The Cradle
Hamas political chief meets Hezbollah leader in Beirut
Haniyeh's visit comes amid reports that Hamas will restore ties with Syria, and against the backdrop of political turmoil in Tel Aviv
By News Desk - June 23 2022

Hamas politburo chief Ismail Haniyeh meets with Hezbollah Secretary General Sayyed Hassan Nasrallah in Beirut, Lebanon on 23 June 2022. (Photo credit: Al Manar TV)

Hamas political bureau leader Ismail Haniyeh met with Hezbollah Secretary General Sayyed Hassan Nasrallah in Beirut, Lebanon on 23 June to discuss regional events and developments.

The two leaders discussed political and field developments that affect both Palestine and Lebanon, the development and cohesion of the Axis of Resistance, threats from adversaries, challenges, and opportunities.

The two resistance leaders placed special emphasis on the development of cooperation between all groups that comprise the Axis of Resistance throughout West Asia, especially in relation to their central goal of protecting Jerusalem and liberating Palestine from Israeli occupation.

Haniyeh is set to meet with various Lebanese officials and leaders, as well as representatives of the various Palestinian resistance groups and political parties within Lebanon. Haniyeh will also assess the current living conditions of Palestinian refugee camps.

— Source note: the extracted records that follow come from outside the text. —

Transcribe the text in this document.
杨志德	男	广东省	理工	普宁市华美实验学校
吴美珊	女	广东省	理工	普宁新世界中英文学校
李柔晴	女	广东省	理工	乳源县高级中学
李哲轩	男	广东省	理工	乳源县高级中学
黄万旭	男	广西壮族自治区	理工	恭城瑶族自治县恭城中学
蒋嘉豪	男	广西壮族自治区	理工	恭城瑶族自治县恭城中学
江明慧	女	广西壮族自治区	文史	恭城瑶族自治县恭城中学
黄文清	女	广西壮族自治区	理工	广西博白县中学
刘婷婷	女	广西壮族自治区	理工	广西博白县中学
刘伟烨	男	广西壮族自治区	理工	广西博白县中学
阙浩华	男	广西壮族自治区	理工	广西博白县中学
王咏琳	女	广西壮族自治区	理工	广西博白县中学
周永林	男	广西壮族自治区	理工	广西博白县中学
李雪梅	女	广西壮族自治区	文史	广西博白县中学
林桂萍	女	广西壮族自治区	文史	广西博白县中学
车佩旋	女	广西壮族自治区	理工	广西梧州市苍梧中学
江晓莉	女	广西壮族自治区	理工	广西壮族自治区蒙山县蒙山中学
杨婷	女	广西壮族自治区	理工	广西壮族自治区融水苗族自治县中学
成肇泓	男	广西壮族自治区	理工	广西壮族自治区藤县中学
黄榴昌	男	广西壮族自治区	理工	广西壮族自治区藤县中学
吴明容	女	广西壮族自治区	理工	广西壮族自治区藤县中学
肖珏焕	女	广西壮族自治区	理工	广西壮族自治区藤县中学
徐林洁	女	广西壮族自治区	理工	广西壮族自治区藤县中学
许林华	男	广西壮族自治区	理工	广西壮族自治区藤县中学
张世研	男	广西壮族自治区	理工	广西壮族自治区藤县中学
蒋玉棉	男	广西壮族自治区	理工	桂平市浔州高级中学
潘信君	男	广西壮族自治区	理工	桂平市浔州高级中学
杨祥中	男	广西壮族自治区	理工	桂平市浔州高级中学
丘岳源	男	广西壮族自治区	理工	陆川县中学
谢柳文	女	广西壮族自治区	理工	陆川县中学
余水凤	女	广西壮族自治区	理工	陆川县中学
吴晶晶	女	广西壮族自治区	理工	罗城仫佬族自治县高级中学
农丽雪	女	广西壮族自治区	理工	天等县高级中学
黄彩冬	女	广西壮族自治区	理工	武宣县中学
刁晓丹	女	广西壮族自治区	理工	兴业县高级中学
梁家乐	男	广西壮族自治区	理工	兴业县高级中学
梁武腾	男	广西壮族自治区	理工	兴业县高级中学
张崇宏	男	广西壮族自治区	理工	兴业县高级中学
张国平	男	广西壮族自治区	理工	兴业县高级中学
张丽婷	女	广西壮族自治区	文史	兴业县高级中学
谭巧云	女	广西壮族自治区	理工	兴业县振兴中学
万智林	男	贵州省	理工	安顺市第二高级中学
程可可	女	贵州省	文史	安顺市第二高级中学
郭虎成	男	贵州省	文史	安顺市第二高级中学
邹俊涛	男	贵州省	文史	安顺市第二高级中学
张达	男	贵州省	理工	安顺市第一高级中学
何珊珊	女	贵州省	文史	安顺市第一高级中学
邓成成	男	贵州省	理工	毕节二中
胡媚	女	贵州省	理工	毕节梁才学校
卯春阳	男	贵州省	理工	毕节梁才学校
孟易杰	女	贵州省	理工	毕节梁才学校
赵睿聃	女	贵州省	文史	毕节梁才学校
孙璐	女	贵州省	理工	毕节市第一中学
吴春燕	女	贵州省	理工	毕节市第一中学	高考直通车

The visit of the Hamas politburo leader comes amid reports that the long-strained ties between Hamas and the Syrian government will finally be restored.

According to a report by Reuters, Hamas is expected to soon resume ties with Damascus, setting aside the long breakup with Syria.

In the period between 18–19 June, a delegation from Hamas reportedly visited Syria and met with officials, in a bid to rebuild their relationship.

The visit by the Hamas leader also coincides with the political chaos taking place in Israel, with the coalition government of Naftali Bennett in Tel Aviv opting to disband after a little over one year in power.

The decision to dissolve the Knesset also comes amid concerns among various Israeli factions that former prime minister Benjamin Netanyahu could return to power.

According to a number of surveys published on 21 June, Netanyahu’s far-right Likud party and its allies have been leading the polls, yet still fall short of being able to form a majority.

Recently, the Likud has been ramping up its campaign and promising strict new laws in the event that it is elected. The Likud is also reinforcing the strong anti-Arab sentiment that it has relied on in previous elections.

In May, Hamas military commander Mohammed al-Sinwar revealed that during the 11-day Sayf al Quds (Sword of Jerusalem) battle of 2021, Lebanese Hezbollah and Iran’s Islamic Revolutionary Guard Corps (IRGC) were present in their joint command room.

It is unclear where this joint command room was located or whether Hezbollah and IRGC representatives were physically or virtually present. The Hamas military commander only revealed that Hezbollah and IRGC were present for the entirety of the 11-day war.

Al-Sinwar noted that their allies in the Resistance Axis, namely Hezbollah and IRGC, had supplied them with intelligence on sensitive Israeli targets.

“We dealt the biggest slap in the face by striking Tel Aviv, and we broke the stature of the center of injustice,” Al-Sinwar declared.

The Hamas military commander also revealed for the first time that at the very end of the operation, the resistance had planned the launch of 362 missiles on 14 locations, including Haifa, Tel Aviv, Eilat, and Dimona, the site of Israel’s semi-secret nuclear weapons program.

The plan was never carried out and a ceasefire was announced.

Regional resistance leaders have warned that any existential threat to Al-Aqsa Mosque would lead to armed retaliation, not just by Palestinian resistance groups, but also by regional forces.